Why does switching the order of for loops significantly change the execution time?

Question

In the following code, I have 2 nested for loops. The second one swaps the order of the for loops, and runs significantly faster.

Is this purely a cache locality issue (the first code loops over a vector many times, whereas the second code loops over the vector once), or is there something else that I'm not understanding?

int main() 
{ 
  using namespace std::chrono;
  auto n = 1 << 12;
  vector<int> v(n);

  high_resolution_clock::time_point t1 = high_resolution_clock::now();
  for(int i = 0; i < (1 << 16); ++i)
  {
    for(const auto val : v) i & val;
  }
  high_resolution_clock::time_point t2 = high_resolution_clock::now();
  duration<double> time_span = duration_cast<duration<double>>(t2 - t1);
  std::cout << "It took me " << time_span.count() << " seconds.";
  std::cout << std::endl;

  t1 = high_resolution_clock::now();
  for(const auto val : v)
  {
     for(int i = 0; i < (1 << 16); ++i) i & val;
  }
  t2 = high_resolution_clock::now();
  time_span = duration_cast<duration<double>>(t2 - t1);
  std::cout << "It took me " << time_span.count() << " seconds.";
  std::cout << std::endl;
}

Answer 1

As written, the second loop needs to read each val from vector v only once. The first version needs to read each val from vector v once in the inner loop for every i, so in total 65536 times.

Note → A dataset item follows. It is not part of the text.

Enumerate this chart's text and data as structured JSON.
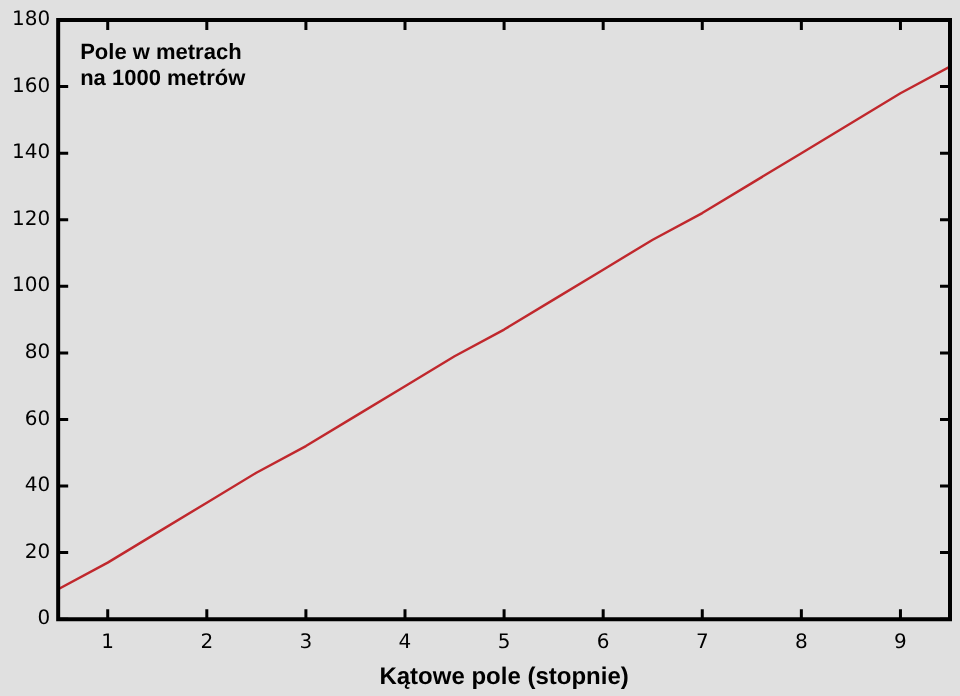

So without any optimisation, this will make the second loop several times faster. With optimisation turned on high enough, the compiler will figure out that all these calculations achieve nothing, and are unnecessary, and throw them all away. Your execution times will then go down to zero.

If you change the code to do something with the results (like adding up all values i & val, then printing the total), a really good compiler may figure out that both pieces of code produce the same result and use the faster method for both cases.